El fenómeno de El Niño vuelve a situarse en el centro de la atención meteorológica global por su impacto imprevisto en los patrones climáticos. Este evento se caracteriza por un calentamiento anómalo de las aguas del océano Pacífico ecuatorial, pero el episodio actual está mostrando comportamientos térmicos extremos que superan los registros históricos registrados hasta la fecha.
La intensidad y la velocidad con la que han aumentado las temperaturas marinas están alterando de forma drástica el clima mundial, provocando sequías prolongadas en unas regiones y lluvias torrenciales en otras.
Las claves que hacen único a este fenómeno de El Niño
Los meteorólogos destacan que la anomalía térmica actual presenta factores que no se habían visto en ciclos anteriores:
- Superposición con el calentamiento global: El aumento de la temperatura base de los océanos amplifica los efectos propios del evento natural, creando picos térmicos sin precedentes.
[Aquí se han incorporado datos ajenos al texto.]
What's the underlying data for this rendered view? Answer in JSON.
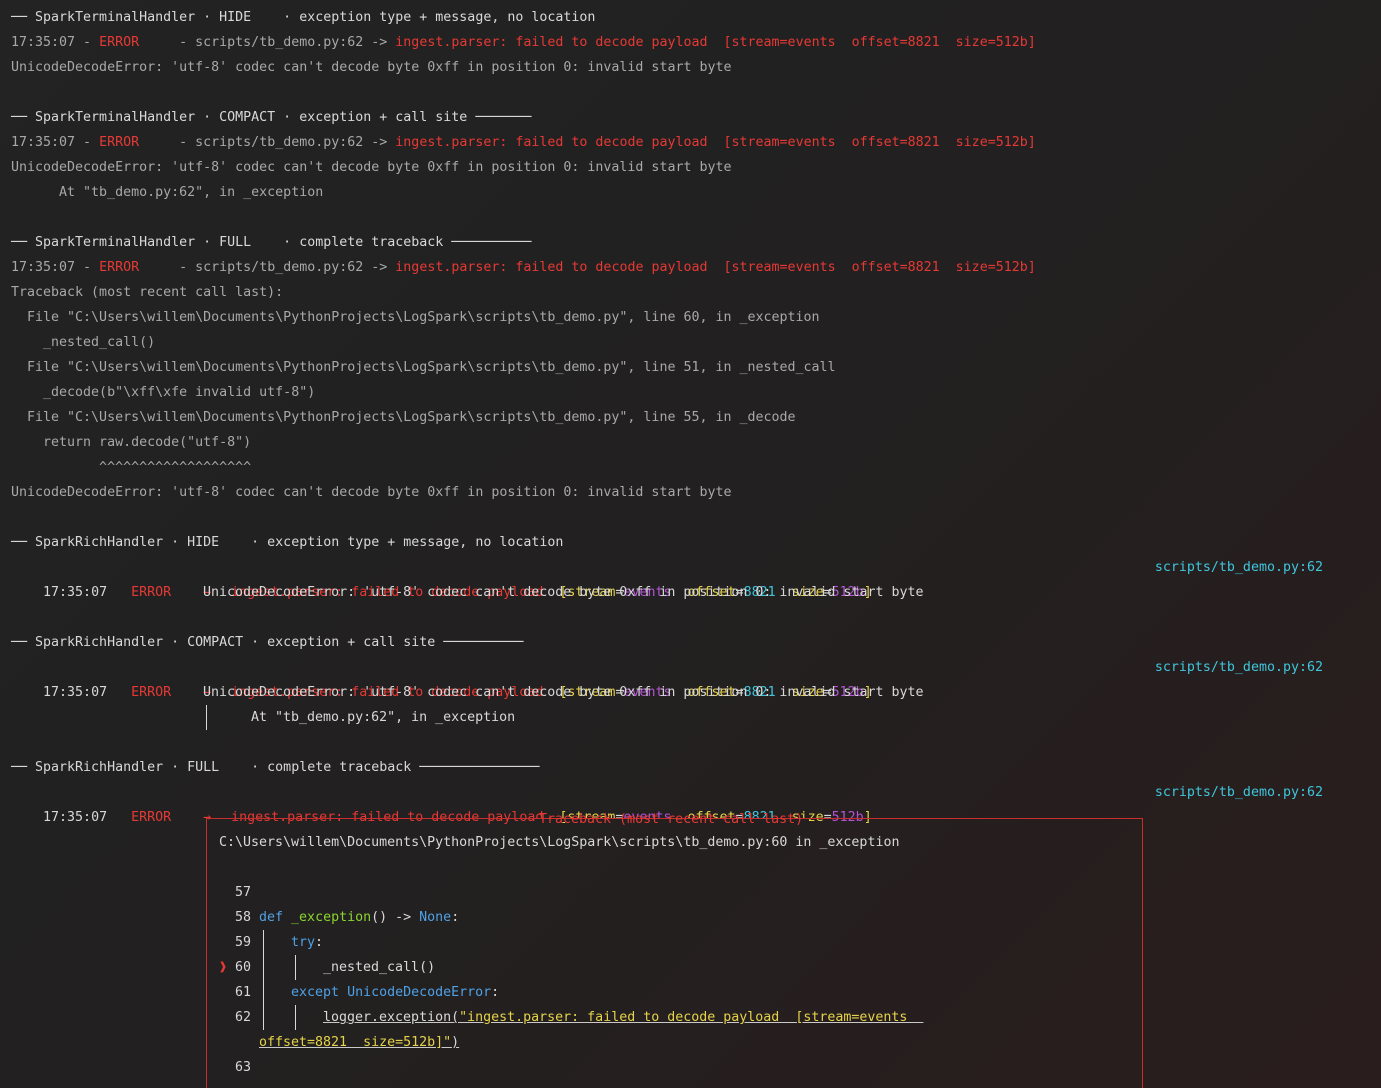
{
  "sections": [
    {
      "header": "── SparkTerminalHandler · HIDE    · exception type + message, no location",
      "line": {
        "time": "17:35:07",
        "sep1": " - ",
        "level": "ERROR",
        "mid": "     - scripts/tb_demo.py:62 -> ",
        "msg": "ingest.parser: failed to decode payload  [stream=events  offset=8821  size=512b]"
      },
      "exc": "UnicodeDecodeError: 'utf-8' codec can't decode byte 0xff in position 0: invalid start byte"
    },
    {
      "header": "── SparkTerminalHandler · COMPACT · exception + call site ───────",
      "line": {
        "time": "17:35:07",
        "sep1": " - ",
        "level": "ERROR",
        "mid": "     - scripts/tb_demo.py:62 -> ",
        "msg": "ingest.parser: failed to decode payload  [stream=events  offset=8821  size=512b]"
      },
      "exc": "UnicodeDecodeError: 'utf-8' codec can't decode byte 0xff in position 0: invalid start byte",
      "at": "      At \"tb_demo.py:62\", in _exception"
    },
    {
      "header": "── SparkTerminalHandler · FULL    · complete traceback ──────────",
      "line": {
        "time": "17:35:07",
        "sep1": " - ",
        "level": "ERROR",
        "mid": "     - scripts/tb_demo.py:62 -> ",
        "msg": "ingest.parser: failed to decode payload  [stream=events  offset=8821  size=512b]"
      },
      "traceback": [
        "Traceback (most recent call last):",
        "  File \"C:\\Users\\willem\\Documents\\PythonProjects\\LogSpark\\scripts\\tb_demo.py\", line 60, in _exception",
        "    _nested_call()",
        "  File \"C:\\Users\\willem\\Documents\\PythonProjects\\LogSpark\\scripts\\tb_demo.py\", line 51, in _nested_call",
        "    _decode(b\"\\xff\\xfe invalid utf-8\")",
        "  File \"C:\\Users\\willem\\Documents\\PythonProjects\\LogSpark\\scripts\\tb_demo.py\", line 55, in _decode",
        "    return raw.decode(\"utf-8\")",
        "           ^^^^^^^^^^^^^^^^^^^",
        "UnicodeDecodeError: 'utf-8' codec can't decode byte 0xff in position 0: invalid start byte"
      ]
    },
    {
      "header": "── SparkRichHandler · HIDE    · exception type + message, no location",
      "exc": "UnicodeDecodeError: 'utf-8' codec can't decode byte 0xff in position 0: invalid start byte"
    },
    {
      "header": "── SparkRichHandler · COMPACT · exception + call site ──────────",
      "exc": "UnicodeDecodeError: 'utf-8' codec can't decode byte 0xff in position 0: invalid start byte",
      "at": "At \"tb_demo.py:62\", in _exception"
    },
    {
      "header": "── SparkRichHandler · FULL    · complete traceback ───────────────"
    }
  ],
  "rich_line": {
    "time": "17:35:07",
    "level": "ERROR",
    "arrow": "→",
    "msg": "ingest.parser: failed to decode payload",
    "open": "[",
    "k1": "stream",
    "eq": "=",
    "v1": "events",
    "k2": "offset",
    "v2": "8821",
    "k3": "size",
    "v3": "512b",
    "close": "]",
    "location": "scripts/tb_demo.py:62"
  },
  "rich_traceback": {
    "title": "Traceback (most recent call last)",
    "file": "C:\\Users\\willem\\Documents\\PythonProjects\\LogSpark\\scripts\\tb_demo.py:60 in _exception",
    "error_marker": "❱",
    "code": [
      {
        "no": "57",
        "text": ""
      },
      {
        "no": "58",
        "kw": "def",
        "name": "_exception",
        "rest": "() -> ",
        "type": "None",
        "colon": ":"
      },
      {
        "no": "59",
        "kw": "try",
        "colon": ":"
      },
      {
        "no": "60",
        "text": "_nested_call()"
      },
      {
        "no": "61",
        "kw": "except",
        "type": "UnicodeDecodeError",
        "colon": ":"
      },
      {
        "no": "62",
        "call": "logger.exception(",
        "str1": "\"ingest.parser: failed to decode payload  [stream=events  ",
        "str2": "offset=8821  size=512b]\"",
        "close": ")"
      },
      {
        "no": "63",
        "text": ""
      }
    ]
  }
}
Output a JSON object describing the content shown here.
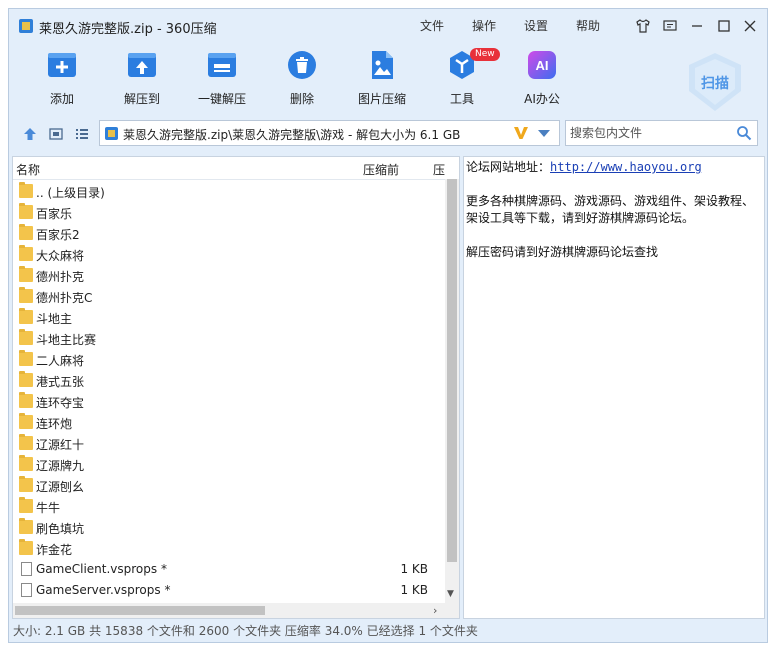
{
  "title": "莱恩久游完整版.zip - 360压缩",
  "menu": [
    "文件",
    "操作",
    "设置",
    "帮助"
  ],
  "toolbar": [
    {
      "label": "添加",
      "icon": "add-icon"
    },
    {
      "label": "解压到",
      "icon": "extract-to-icon"
    },
    {
      "label": "一键解压",
      "icon": "one-click-extract-icon"
    },
    {
      "label": "删除",
      "icon": "trash-icon"
    },
    {
      "label": "图片压缩",
      "icon": "image-compress-icon"
    },
    {
      "label": "工具",
      "icon": "tools-icon"
    },
    {
      "label": "AI办公",
      "icon": "ai-office-icon"
    }
  ],
  "tools_badge": "New",
  "ai_glyph": "AI",
  "scan_label": "扫描",
  "address": {
    "path": "莱恩久游完整版.zip\\莱恩久游完整版\\游戏 - 解包大小为 6.1 GB"
  },
  "search": {
    "placeholder": "搜索包内文件"
  },
  "columns": {
    "name": "名称",
    "before": "压缩前",
    "after": "压"
  },
  "files": [
    {
      "name": ".. (上级目录)",
      "type": "folder",
      "size": ""
    },
    {
      "name": "百家乐",
      "type": "folder",
      "size": ""
    },
    {
      "name": "百家乐2",
      "type": "folder",
      "size": ""
    },
    {
      "name": "大众麻将",
      "type": "folder",
      "size": ""
    },
    {
      "name": "德州扑克",
      "type": "folder",
      "size": ""
    },
    {
      "name": "德州扑克C",
      "type": "folder",
      "size": ""
    },
    {
      "name": "斗地主",
      "type": "folder",
      "size": ""
    },
    {
      "name": "斗地主比赛",
      "type": "folder",
      "size": ""
    },
    {
      "name": "二人麻将",
      "type": "folder",
      "size": ""
    },
    {
      "name": "港式五张",
      "type": "folder",
      "size": ""
    },
    {
      "name": "连环夺宝",
      "type": "folder",
      "size": ""
    },
    {
      "name": "连环炮",
      "type": "folder",
      "size": ""
    },
    {
      "name": "辽源红十",
      "type": "folder",
      "size": ""
    },
    {
      "name": "辽源牌九",
      "type": "folder",
      "size": ""
    },
    {
      "name": "辽源刨幺",
      "type": "folder",
      "size": ""
    },
    {
      "name": "牛牛",
      "type": "folder",
      "size": ""
    },
    {
      "name": "刷色填坑",
      "type": "folder",
      "size": ""
    },
    {
      "name": "诈金花",
      "type": "folder",
      "size": ""
    },
    {
      "name": "GameClient.vsprops *",
      "type": "file",
      "size": "1 KB"
    },
    {
      "name": "GameServer.vsprops *",
      "type": "file",
      "size": "1 KB"
    }
  ],
  "comment": {
    "line1_prefix": "论坛网站地址：",
    "line1_link": "http://www.haoyou.org",
    "line2": "更多各种棋牌源码、游戏源码、游戏组件、架设教程、",
    "line3": "架设工具等下载，请到好游棋牌源码论坛。",
    "line4": "解压密码请到好游棋牌源码论坛查找"
  },
  "status": "大小: 2.1 GB 共 15838 个文件和 2600 个文件夹 压缩率 34.0% 已经选择 1 个文件夹"
}
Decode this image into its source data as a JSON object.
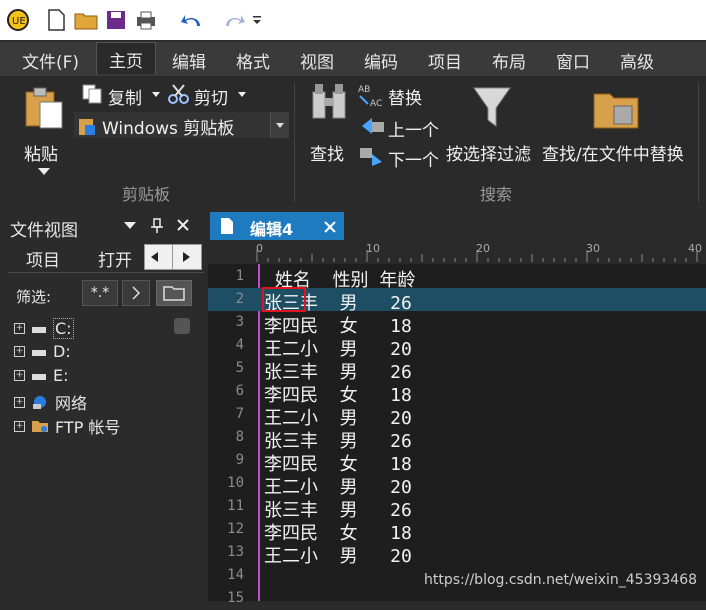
{
  "qat": {
    "icons": [
      "app-logo",
      "new-file",
      "open-folder",
      "save",
      "print",
      "undo",
      "redo",
      "customize"
    ]
  },
  "menu": {
    "items": [
      "文件(F)",
      "主页",
      "编辑",
      "格式",
      "视图",
      "编码",
      "项目",
      "布局",
      "窗口",
      "高级"
    ],
    "active": "主页"
  },
  "ribbon": {
    "paste": "粘贴",
    "copy": "复制",
    "cut": "剪切",
    "clipboard_select": "Windows 剪贴板",
    "group_clipboard": "剪贴板",
    "find": "查找",
    "replace": "替换",
    "prev": "上一个",
    "next": "下一个",
    "filter": "按选择过滤",
    "find_in_files": "查找/在文件中替换",
    "group_search": "搜索"
  },
  "fileview": {
    "title": "文件视图",
    "tabs": [
      "项目",
      "打开"
    ],
    "filter_label": "筛选:",
    "filter_value": "*.*",
    "tree": [
      "C:",
      "D:",
      "E:",
      "网络",
      "FTP 帐号"
    ]
  },
  "editor": {
    "tab_title": "编辑4",
    "ruler": [
      "0",
      "10",
      "20",
      "30",
      "40"
    ],
    "lines": [
      {
        "n": "1",
        "t": " 姓名  性别 年龄"
      },
      {
        "n": "2",
        "t": "张三丰  男   26"
      },
      {
        "n": "3",
        "t": "李四民  女   18"
      },
      {
        "n": "4",
        "t": "王二小  男   20"
      },
      {
        "n": "5",
        "t": "张三丰  男   26"
      },
      {
        "n": "6",
        "t": "李四民  女   18"
      },
      {
        "n": "7",
        "t": "王二小  男   20"
      },
      {
        "n": "8",
        "t": "张三丰  男   26"
      },
      {
        "n": "9",
        "t": "李四民  女   18"
      },
      {
        "n": "10",
        "t": "王二小  男   20"
      },
      {
        "n": "11",
        "t": "张三丰  男   26"
      },
      {
        "n": "12",
        "t": "李四民  女   18"
      },
      {
        "n": "13",
        "t": "王二小  男   20"
      },
      {
        "n": "14",
        "t": ""
      },
      {
        "n": "15",
        "t": ""
      }
    ],
    "watermark": "https://blog.csdn.net/weixin_45393468"
  }
}
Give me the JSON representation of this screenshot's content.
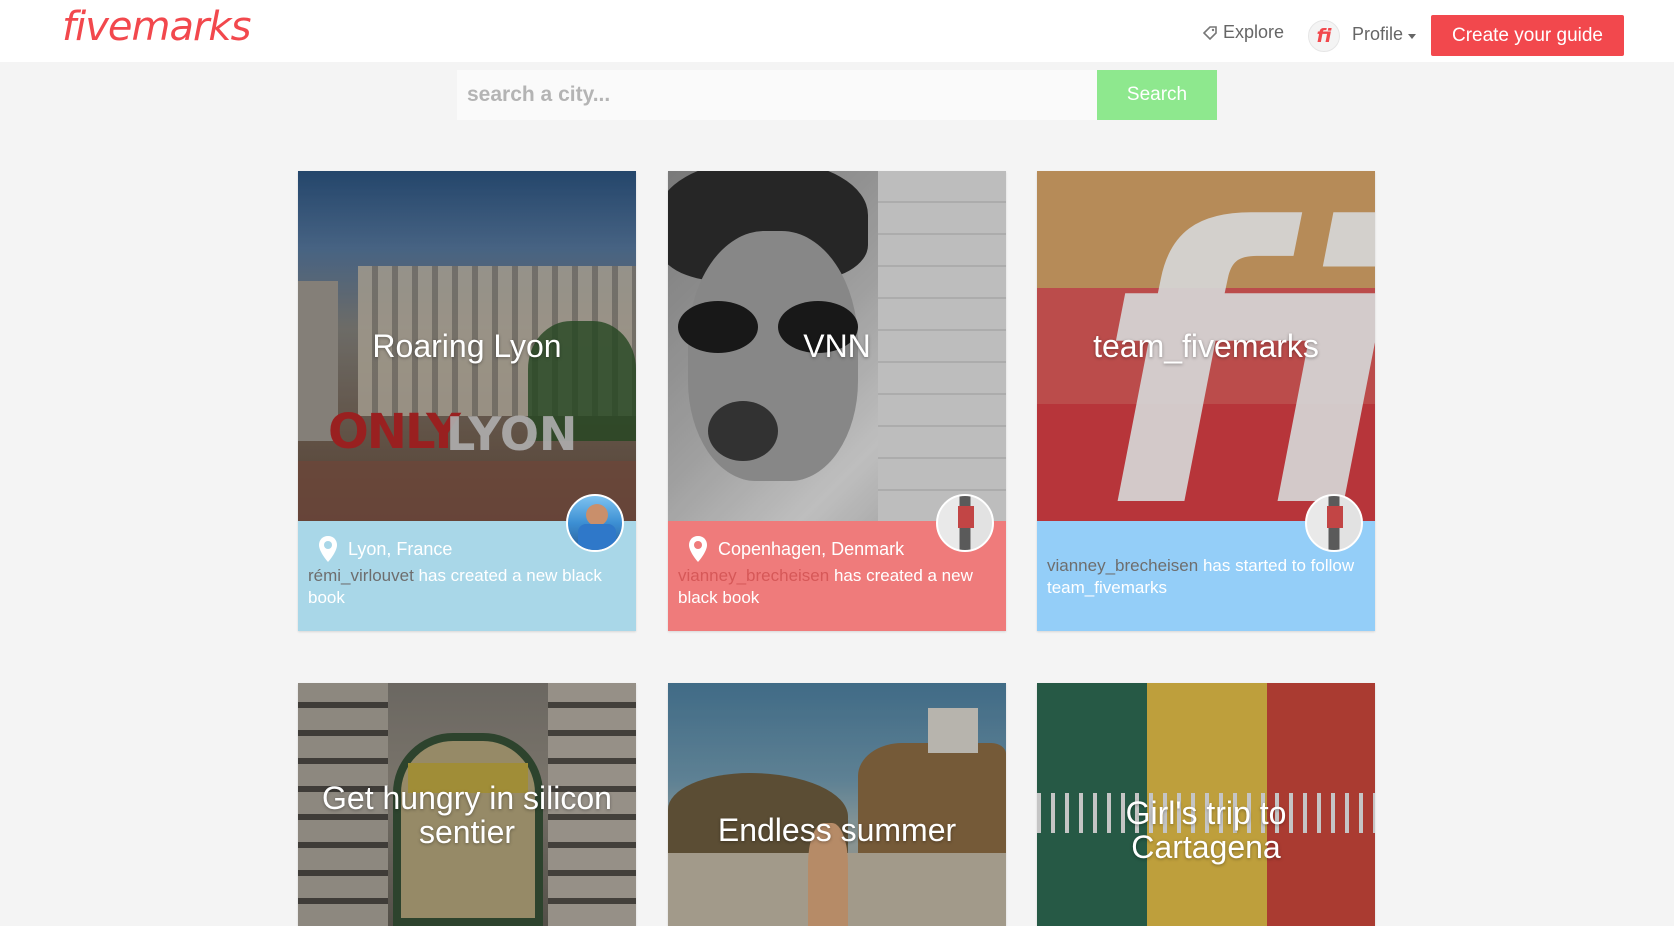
{
  "header": {
    "logo": "fivemarks",
    "nav_explore": "Explore",
    "nav_profile": "Profile",
    "avatar_initials": "fi",
    "create_button": "Create your guide"
  },
  "search": {
    "placeholder": "search a city...",
    "button": "Search"
  },
  "cards": [
    {
      "title": "Roaring Lyon",
      "location": "Lyon, France",
      "user": "rémi_virlouvet",
      "action": " has created a new black book",
      "footer_color": "#a9d7e8"
    },
    {
      "title": "VNN",
      "location": "Copenhagen, Denmark",
      "user": "vianney_brecheisen",
      "action": " has created a new black book",
      "footer_color": "#ef7b7b"
    },
    {
      "title": "team_fivemarks",
      "user": "vianney_brecheisen",
      "action": " has started to follow team_fivemarks",
      "footer_color": "#94cef8"
    },
    {
      "title": "Get hungry in silicon sentier"
    },
    {
      "title": "Endless summer"
    },
    {
      "title": "Girl's trip to Cartagena"
    }
  ],
  "colors": {
    "brand": "#f2484d",
    "search_button": "#8ee88e"
  }
}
- Impacto en los fenómenos extremos: Alteración directa en la formación de huracanes en el Atlántico y perturbación grave de los monzones habituales.
- Efectos en la cadena alimentaria marina: La falta de afloramiento de aguas frías nutrientes afecta de lleno a las pesquerías y a la biodiversidad oceánica.
La evolución del fenómeno de El Niño en los próximos meses
Los modelos climáticos sugieren que este periodo de inestabilidad se extenderá durante varios meses más antes de iniciar su fase de neutralización. La prioridad actual de los organismos internacionales se centra en adaptar las infraestructuras agrícolas y los sistemas de prevención de catástrofes para mitigar los daños económicos y sociales derivados de estas perturbaciones climáticas.